CellTiter 96® aqueous nonradioactive cell proliferation assay (Promega, Madison, WI, USA) was performed to evaluate the in vitro effects of evaluated compounds in breast adenocarcinoma MCF7/S0.5 (parental MCF7 cells adapted to low-sera conditions) and human kidney immortalized cell line HK-2. The employed method uses the bioreduction of tetrazolium salt of MTS (3-(4,5-dimethylthiazol-2-yl)-5-(3-carboxymethoxyphenyl)-2-(4-sulfophenyl)-2H-tetrazolium) into a colored formazan with an absorbance peak maximum at wavelength 490 nm. Only viable cells are able to metabolize the compound. Experiments were conducted in accordance with manufacturer guidelines. Briefly, cells were treated with the test compounds, negative control (SDS 10%) or vehicle (DMSO 0.1%) for 48 h in 96-wells plates. At the end of the treatment, 20 μL of MTS reagent was added to each well and incubated for a further 3 h prior to absorbance measurement using a plate reader (Hidex Sense Beta Plus plate reader, Hidex, Turku, Finland). MCF7/S0.5 cell line was cultivated in DMEM/F-12 media w/o phenol red supplemented with 1% FBS and insulin 6 ng/mL. HK-2 cells were cultivated in DMEM with high-glucose and L-glutamine, supplemented with 10% FBS. Results are expressed as the relative cell viability, considering the vehicle to have 100% viability.

4. Conclusions

Fifteen newly designed and synthesized 5-benzyliden-2-(5-methylthiazol- 2-ylimino)thiazolidin-4-ones exhibited significant inhibition of the growth of a wide spectrum of Gram-positive, Gram-negative bacteria and fungi. The majority of derivatives were more efficient than the standard antibacterial drug ampicillin. Compounds 2–8, 10, 11, 13 and 14 also exhibited higher potency than streptomycin. The most sensitive bacterium was E. coli; meanwhile, P. aeruginosa demonstrated the highest resistance rates.

Furthermore, some of the compounds showed better or comparable potency compared to streptomycin, with the most potent among them being compound 8 (15 and 7-fold more active than ampicillin and streptomycin, respectively). It was observed that, among the Gram-negative bacteria, the most sensitive to the tested compounds was E. coli, while S. typhimurium was the most resistant one. Regarding the Gram-positive bacteria, the most sensitive one was B. cereus, while L. monocytogenes were found to be the most resistant bacterium.

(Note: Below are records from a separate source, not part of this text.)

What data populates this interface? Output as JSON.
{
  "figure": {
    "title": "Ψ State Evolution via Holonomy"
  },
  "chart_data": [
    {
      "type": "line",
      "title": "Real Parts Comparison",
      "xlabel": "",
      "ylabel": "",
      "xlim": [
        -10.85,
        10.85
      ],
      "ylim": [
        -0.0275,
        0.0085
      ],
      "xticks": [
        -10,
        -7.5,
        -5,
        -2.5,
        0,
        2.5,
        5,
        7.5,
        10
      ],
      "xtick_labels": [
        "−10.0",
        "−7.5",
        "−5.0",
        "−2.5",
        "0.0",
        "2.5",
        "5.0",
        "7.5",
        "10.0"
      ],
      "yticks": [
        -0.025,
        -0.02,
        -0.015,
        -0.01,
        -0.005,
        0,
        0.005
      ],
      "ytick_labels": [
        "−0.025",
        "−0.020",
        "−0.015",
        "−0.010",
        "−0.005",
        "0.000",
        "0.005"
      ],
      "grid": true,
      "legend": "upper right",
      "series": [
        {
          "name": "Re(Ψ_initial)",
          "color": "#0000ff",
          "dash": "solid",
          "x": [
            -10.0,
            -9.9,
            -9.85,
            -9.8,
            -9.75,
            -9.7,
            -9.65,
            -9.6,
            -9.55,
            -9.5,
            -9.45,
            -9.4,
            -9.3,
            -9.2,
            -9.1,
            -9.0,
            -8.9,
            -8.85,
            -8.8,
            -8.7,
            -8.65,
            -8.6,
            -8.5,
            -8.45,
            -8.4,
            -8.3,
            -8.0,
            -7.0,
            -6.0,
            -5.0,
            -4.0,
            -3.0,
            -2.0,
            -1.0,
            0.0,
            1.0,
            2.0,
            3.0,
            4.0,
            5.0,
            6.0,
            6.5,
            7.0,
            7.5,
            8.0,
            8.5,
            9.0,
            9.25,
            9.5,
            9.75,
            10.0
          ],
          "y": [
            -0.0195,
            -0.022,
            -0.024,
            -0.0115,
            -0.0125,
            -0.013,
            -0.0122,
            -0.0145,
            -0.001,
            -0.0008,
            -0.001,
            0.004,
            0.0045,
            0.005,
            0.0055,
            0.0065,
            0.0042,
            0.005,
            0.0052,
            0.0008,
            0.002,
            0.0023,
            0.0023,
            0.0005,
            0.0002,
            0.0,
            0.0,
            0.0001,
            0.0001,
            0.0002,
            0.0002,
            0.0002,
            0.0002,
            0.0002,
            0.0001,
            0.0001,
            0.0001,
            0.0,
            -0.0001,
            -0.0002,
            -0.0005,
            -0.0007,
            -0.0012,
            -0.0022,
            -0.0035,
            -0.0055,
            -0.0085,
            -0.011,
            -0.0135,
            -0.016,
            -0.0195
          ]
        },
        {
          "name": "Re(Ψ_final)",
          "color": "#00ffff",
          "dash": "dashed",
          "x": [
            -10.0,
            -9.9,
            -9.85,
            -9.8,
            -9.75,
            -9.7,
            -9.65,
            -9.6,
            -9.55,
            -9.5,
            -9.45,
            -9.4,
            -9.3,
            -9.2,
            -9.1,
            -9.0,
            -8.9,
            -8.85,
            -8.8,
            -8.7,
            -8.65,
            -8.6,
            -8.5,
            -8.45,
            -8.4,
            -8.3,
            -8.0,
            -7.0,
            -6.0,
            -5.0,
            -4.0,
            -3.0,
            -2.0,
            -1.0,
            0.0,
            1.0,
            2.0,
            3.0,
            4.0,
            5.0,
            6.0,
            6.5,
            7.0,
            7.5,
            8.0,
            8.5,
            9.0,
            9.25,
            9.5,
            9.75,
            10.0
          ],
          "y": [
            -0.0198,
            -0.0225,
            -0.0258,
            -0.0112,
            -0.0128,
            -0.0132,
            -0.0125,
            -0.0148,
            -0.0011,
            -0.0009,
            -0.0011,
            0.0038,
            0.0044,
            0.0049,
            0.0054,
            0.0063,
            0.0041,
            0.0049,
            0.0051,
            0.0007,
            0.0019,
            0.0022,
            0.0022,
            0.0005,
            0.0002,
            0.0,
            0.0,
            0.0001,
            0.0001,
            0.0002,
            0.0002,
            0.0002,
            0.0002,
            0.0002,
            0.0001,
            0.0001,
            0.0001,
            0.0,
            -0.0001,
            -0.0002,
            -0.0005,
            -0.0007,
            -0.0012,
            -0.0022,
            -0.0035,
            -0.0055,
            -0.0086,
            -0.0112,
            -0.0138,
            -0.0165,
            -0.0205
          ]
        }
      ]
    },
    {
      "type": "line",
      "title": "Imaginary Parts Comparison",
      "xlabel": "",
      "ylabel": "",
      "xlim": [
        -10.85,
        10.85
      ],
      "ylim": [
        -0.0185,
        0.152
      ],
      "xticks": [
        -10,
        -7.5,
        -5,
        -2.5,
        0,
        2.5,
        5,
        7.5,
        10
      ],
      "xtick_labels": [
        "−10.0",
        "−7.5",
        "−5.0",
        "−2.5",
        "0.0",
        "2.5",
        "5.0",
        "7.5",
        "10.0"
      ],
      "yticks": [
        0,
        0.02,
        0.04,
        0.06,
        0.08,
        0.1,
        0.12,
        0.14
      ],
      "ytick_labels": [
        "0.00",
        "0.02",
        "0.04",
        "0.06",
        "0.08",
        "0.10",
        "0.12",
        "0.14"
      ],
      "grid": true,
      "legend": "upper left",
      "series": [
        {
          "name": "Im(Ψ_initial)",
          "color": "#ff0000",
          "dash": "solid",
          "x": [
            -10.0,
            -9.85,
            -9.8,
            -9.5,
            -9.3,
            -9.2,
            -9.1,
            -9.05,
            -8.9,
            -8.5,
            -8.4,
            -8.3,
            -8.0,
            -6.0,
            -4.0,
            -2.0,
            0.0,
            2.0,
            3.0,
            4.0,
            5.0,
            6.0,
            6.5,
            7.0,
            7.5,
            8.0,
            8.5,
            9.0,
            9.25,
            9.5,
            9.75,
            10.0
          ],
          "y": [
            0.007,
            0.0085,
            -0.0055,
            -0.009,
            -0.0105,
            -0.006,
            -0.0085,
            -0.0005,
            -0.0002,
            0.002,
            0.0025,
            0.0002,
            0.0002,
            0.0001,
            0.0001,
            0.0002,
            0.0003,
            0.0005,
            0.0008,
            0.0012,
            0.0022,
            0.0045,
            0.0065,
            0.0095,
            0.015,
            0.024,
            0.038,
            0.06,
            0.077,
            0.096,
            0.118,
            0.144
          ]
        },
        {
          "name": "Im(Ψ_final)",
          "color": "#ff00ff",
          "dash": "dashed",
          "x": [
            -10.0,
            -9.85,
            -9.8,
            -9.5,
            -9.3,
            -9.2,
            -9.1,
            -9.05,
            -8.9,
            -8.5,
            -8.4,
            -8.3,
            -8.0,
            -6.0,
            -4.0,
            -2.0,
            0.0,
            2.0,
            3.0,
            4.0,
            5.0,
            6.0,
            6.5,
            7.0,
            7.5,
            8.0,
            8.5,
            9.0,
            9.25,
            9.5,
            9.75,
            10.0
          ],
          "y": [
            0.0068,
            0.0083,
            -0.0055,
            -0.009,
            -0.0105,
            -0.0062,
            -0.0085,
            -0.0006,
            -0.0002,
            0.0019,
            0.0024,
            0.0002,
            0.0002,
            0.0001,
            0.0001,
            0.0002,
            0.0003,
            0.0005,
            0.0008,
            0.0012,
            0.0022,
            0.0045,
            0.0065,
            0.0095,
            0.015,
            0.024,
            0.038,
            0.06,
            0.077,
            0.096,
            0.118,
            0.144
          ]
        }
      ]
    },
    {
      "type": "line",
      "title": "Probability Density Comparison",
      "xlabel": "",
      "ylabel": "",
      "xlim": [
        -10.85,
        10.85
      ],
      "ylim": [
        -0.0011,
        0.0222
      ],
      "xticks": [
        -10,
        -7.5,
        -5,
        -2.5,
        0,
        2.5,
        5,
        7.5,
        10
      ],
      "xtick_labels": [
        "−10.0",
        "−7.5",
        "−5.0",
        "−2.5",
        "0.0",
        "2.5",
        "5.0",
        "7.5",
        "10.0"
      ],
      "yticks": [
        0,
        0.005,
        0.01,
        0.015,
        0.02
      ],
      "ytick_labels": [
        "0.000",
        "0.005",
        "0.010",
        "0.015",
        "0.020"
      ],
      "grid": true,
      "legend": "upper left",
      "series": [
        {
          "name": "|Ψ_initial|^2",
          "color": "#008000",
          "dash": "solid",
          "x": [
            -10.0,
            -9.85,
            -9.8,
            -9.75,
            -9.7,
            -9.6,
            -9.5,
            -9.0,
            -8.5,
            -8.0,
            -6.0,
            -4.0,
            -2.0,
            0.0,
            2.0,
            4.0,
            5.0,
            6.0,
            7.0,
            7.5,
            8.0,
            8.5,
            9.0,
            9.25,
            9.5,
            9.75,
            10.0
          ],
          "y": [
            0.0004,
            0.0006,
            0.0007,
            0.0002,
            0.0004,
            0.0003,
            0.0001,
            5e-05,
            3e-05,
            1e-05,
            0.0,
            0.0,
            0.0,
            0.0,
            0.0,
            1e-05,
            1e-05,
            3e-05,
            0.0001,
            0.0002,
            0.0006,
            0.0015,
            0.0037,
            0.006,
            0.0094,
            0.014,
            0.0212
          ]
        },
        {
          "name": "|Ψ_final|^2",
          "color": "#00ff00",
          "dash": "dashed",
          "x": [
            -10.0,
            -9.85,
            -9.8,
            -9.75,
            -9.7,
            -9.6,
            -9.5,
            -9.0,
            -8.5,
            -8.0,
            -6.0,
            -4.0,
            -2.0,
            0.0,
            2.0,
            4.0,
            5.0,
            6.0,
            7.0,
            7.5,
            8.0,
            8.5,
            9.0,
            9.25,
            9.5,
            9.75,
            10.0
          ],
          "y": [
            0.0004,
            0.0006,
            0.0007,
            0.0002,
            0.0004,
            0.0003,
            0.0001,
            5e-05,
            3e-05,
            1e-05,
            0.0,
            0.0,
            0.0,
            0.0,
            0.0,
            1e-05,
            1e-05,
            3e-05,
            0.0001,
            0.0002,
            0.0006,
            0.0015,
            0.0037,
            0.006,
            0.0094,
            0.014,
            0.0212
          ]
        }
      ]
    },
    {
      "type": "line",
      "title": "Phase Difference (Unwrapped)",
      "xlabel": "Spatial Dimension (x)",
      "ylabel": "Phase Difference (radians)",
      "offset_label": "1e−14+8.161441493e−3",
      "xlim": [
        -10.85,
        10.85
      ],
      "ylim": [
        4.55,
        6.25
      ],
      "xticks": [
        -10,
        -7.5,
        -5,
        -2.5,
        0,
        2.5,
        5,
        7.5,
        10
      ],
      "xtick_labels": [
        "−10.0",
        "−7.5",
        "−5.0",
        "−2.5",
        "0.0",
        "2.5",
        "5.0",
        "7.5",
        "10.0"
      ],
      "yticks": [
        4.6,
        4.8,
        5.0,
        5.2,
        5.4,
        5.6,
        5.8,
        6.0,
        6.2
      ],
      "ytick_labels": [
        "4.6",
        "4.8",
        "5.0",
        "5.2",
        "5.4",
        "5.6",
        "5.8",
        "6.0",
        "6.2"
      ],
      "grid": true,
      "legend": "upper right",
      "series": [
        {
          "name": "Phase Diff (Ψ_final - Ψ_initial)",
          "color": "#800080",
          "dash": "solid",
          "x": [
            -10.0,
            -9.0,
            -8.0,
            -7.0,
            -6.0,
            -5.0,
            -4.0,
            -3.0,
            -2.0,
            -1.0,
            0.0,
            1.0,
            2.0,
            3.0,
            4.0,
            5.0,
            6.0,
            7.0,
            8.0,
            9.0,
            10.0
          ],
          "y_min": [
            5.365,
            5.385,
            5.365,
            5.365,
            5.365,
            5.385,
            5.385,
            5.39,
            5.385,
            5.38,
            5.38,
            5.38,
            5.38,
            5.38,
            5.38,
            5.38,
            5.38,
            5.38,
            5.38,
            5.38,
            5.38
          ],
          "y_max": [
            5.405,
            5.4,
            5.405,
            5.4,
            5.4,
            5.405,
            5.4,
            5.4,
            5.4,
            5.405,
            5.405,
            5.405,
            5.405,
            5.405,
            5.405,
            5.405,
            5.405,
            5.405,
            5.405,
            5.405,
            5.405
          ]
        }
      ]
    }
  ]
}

Furthermore, all compounds exhibited antibacterial potency against the tested resistant bacterial strains displaying better efficacy than ampicillin and some of them (12 and 15) even higher than streptomycin. Compounds 1, 3, 4, 5, 7, 8, 10, 12, 13, 15 appeared to be more potent than streptomycin and ampicillin against the resistant strain of E. coli, which was the most sensitive, while some of them (4, 8, 12, 14 and 15) exhibited better activity than reference drugs against methicillin-resistant Staphylococcus aureus, the most resistant strain. Compounds 8, 13 and 14 exhibited significant antibiofilm activity.

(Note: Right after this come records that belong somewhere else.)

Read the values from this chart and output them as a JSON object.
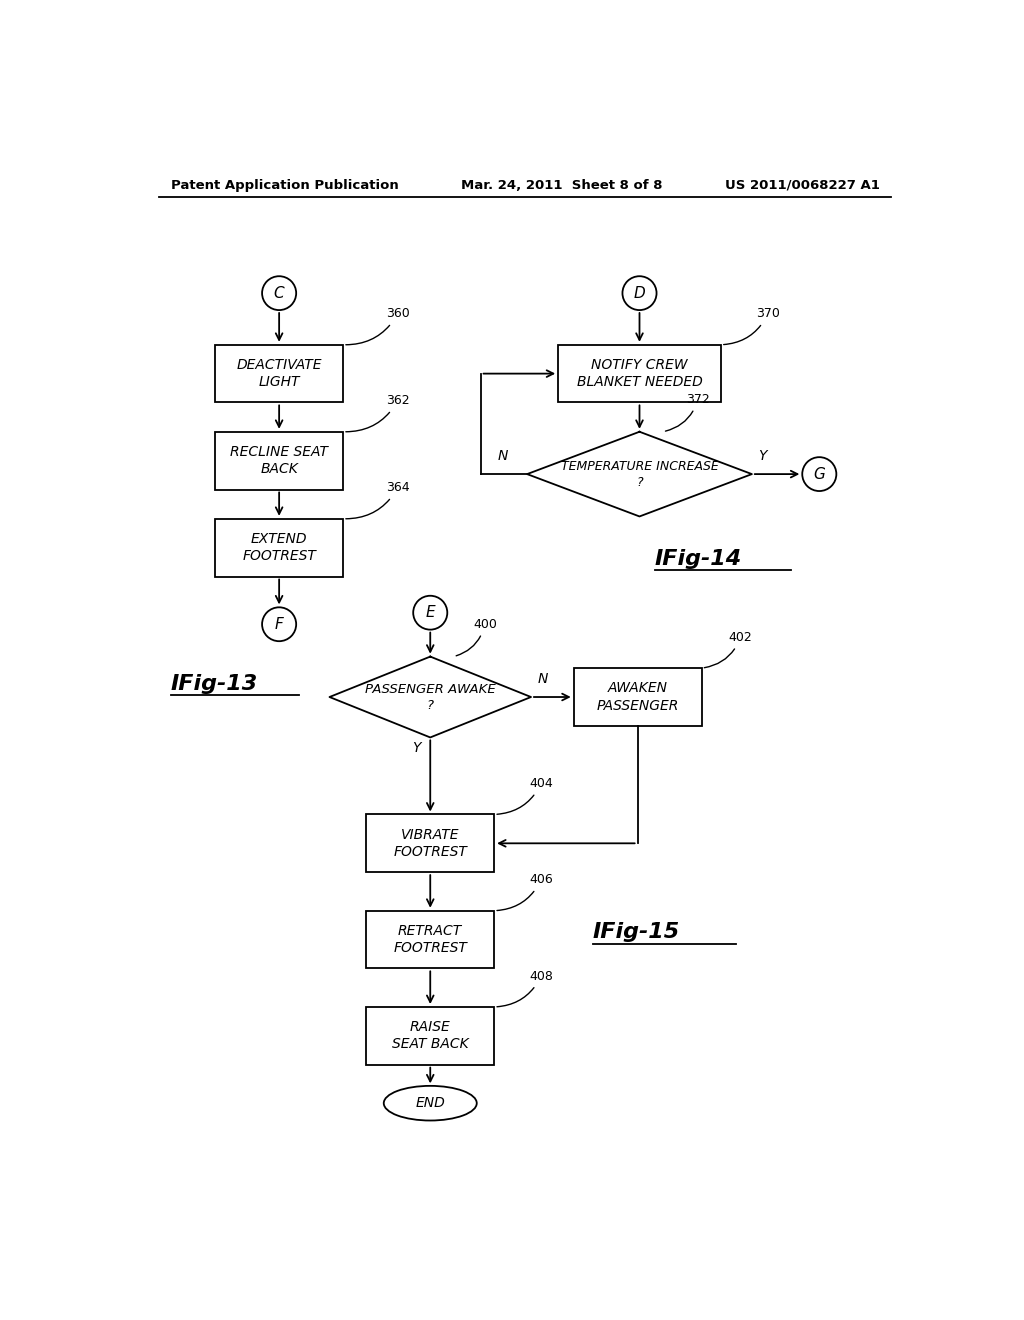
{
  "header_left": "Patent Application Publication",
  "header_mid": "Mar. 24, 2011  Sheet 8 of 8",
  "header_right": "US 2011/0068227 A1",
  "background_color": "#ffffff",
  "fig13_label": "IFig-13",
  "fig14_label": "IFig-14",
  "fig15_label": "IFig-15"
}
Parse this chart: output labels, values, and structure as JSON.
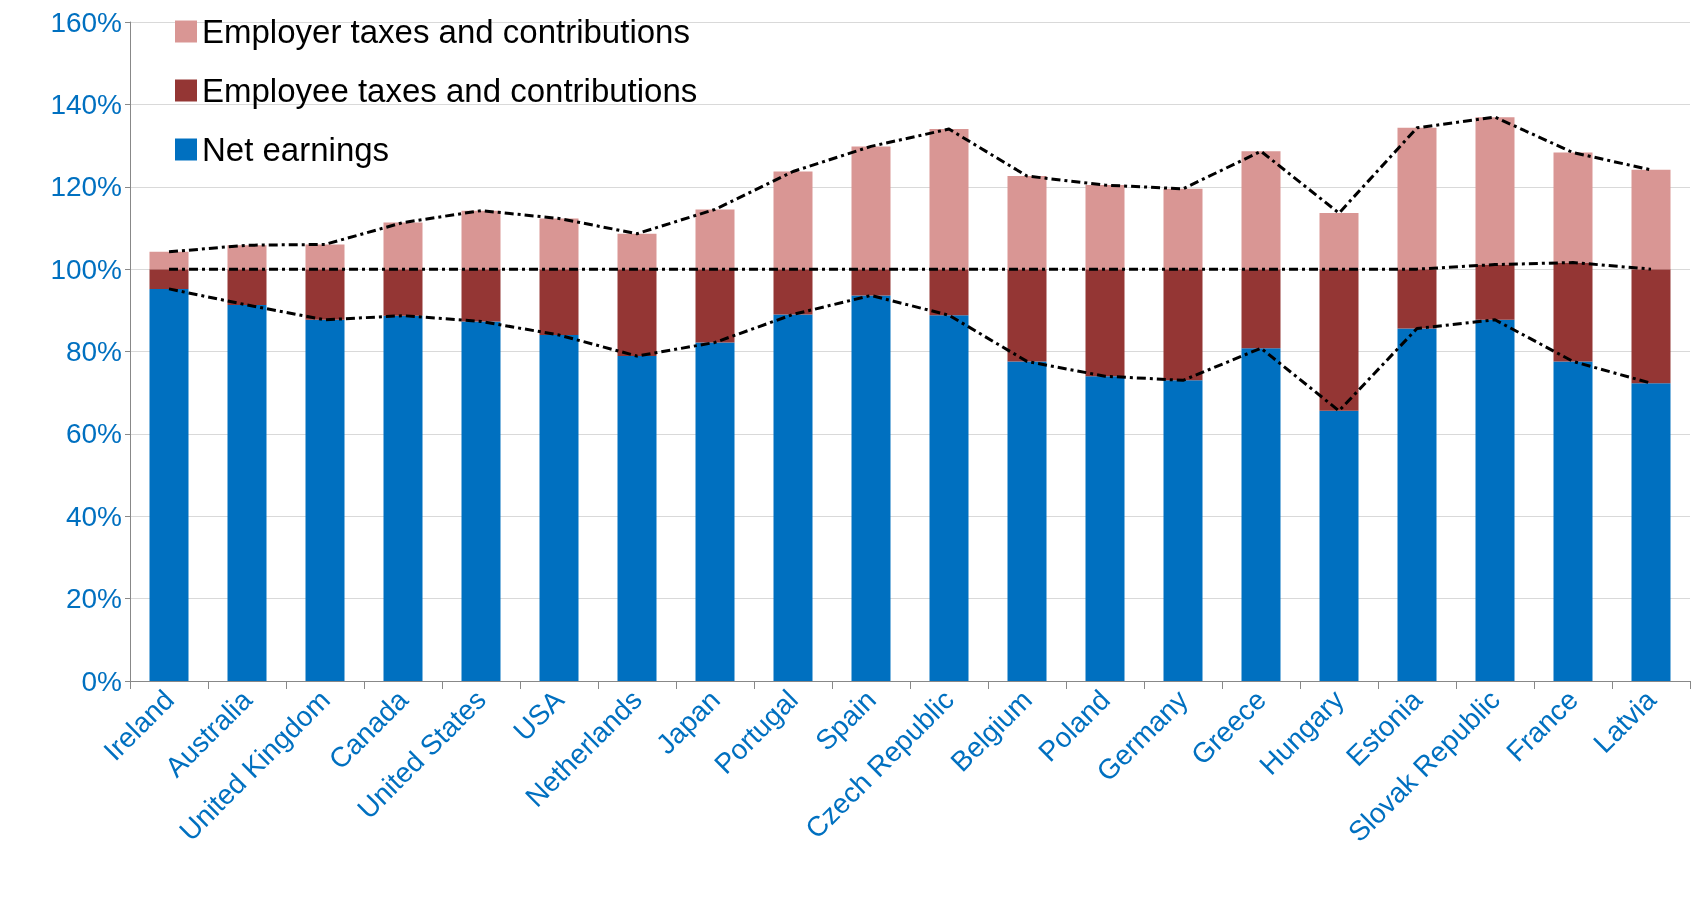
{
  "chart_data": {
    "type": "bar",
    "stacked": true,
    "categories": [
      "Ireland",
      "Australia",
      "United Kingdom",
      "Canada",
      "United States",
      "USA",
      "Netherlands",
      "Japan",
      "Portugal",
      "Spain",
      "Czech Republic",
      "Belgium",
      "Poland",
      "Germany",
      "Greece",
      "Hungary",
      "Estonia",
      "Slovak Republic",
      "France",
      "Latvia"
    ],
    "series": [
      {
        "name": "Net earnings",
        "color": "#0070c0",
        "values": [
          95.2,
          91.3,
          87.7,
          88.7,
          87.3,
          84.0,
          78.9,
          82.2,
          89.0,
          93.6,
          88.8,
          77.6,
          74.0,
          73.0,
          80.8,
          65.6,
          85.6,
          87.7,
          77.6,
          72.3
        ]
      },
      {
        "name": "Employee taxes and contributions",
        "color": "#943634",
        "values": [
          4.8,
          8.7,
          12.3,
          11.3,
          12.7,
          16.0,
          21.1,
          17.8,
          11.0,
          6.4,
          11.2,
          22.4,
          26.0,
          27.0,
          19.2,
          34.4,
          14.4,
          13.4,
          24.0,
          27.7
        ]
      },
      {
        "name": "Employer taxes and contributions",
        "color": "#d99694",
        "values": [
          4.2,
          5.8,
          6.0,
          11.3,
          14.2,
          12.3,
          8.6,
          14.5,
          23.7,
          29.8,
          34.0,
          22.6,
          20.4,
          19.5,
          28.6,
          13.6,
          34.3,
          35.8,
          26.7,
          24.1
        ]
      },
      {
        "type": "line",
        "color": "#000000",
        "line_style": "dashed",
        "values": [
          95.2,
          91.3,
          87.7,
          88.7,
          87.3,
          84.0,
          78.9,
          82.2,
          89.0,
          93.6,
          88.8,
          77.6,
          74.0,
          73.0,
          80.8,
          65.6,
          85.6,
          87.7,
          77.6,
          72.3
        ]
      },
      {
        "type": "line",
        "color": "#000000",
        "line_style": "dashed",
        "values": [
          100,
          100,
          100,
          100,
          100,
          100,
          100,
          100,
          100,
          100,
          100,
          100,
          100,
          100,
          100,
          100,
          100,
          101.1,
          101.6,
          100
        ]
      },
      {
        "type": "line",
        "color": "#000000",
        "line_style": "dashed",
        "values": [
          104.2,
          105.8,
          106.0,
          111.3,
          114.2,
          112.3,
          108.6,
          114.5,
          123.7,
          129.8,
          134.0,
          122.6,
          120.4,
          119.5,
          128.6,
          113.6,
          134.3,
          136.9,
          128.3,
          124.1
        ]
      }
    ],
    "ylim": [
      0,
      160
    ],
    "yticks": [
      {
        "value": 0,
        "label": "0%"
      },
      {
        "value": 20,
        "label": "20%"
      },
      {
        "value": 40,
        "label": "40%"
      },
      {
        "value": 60,
        "label": "60%"
      },
      {
        "value": 80,
        "label": "80%"
      },
      {
        "value": 100,
        "label": "100%"
      },
      {
        "value": 120,
        "label": "120%"
      },
      {
        "value": 140,
        "label": "140%"
      },
      {
        "value": 160,
        "label": "160%"
      }
    ],
    "grid": "y",
    "legend": "top left",
    "marker": "none"
  }
}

As regards antifungal activity, most of the examined compounds displayed better potency than reference drugs, ketoconazole and bifonazole. Thus, the most active compound 10 was found to be 4–8 and 7–13-fold more active than bifonazole and ketoconazole, respectively.

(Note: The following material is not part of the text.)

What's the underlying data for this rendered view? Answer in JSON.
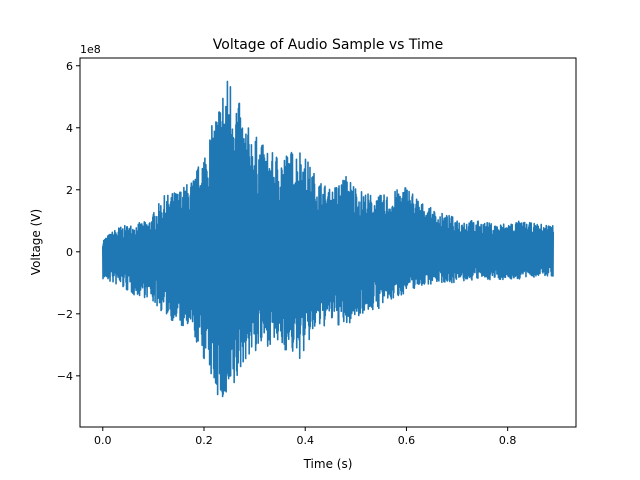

Docking analysis to E. coli MurB indicated a probable involvement of MurB inhibition in the antibacterial mechanism of compounds tested, while docking to 14α-lanosterol demethylase (CYP51) and tetrahydrofolate reductase of Candida albicans indicated a probable implication of CYP51 reductase at the antifungal activity of the compounds.

Finally, toxicity prediction revealed that compounds are not toxic. In addition, according to the prediction of physicochemical parameters for the passage through biological membranes, they will likely be absorbed via passive diffusion when given orally. Anyway, their toxicity toward a human cell line was experimentally assessed at a relatively high concentration of 50 µM. Several active compounds were not toxic even at this high concentration.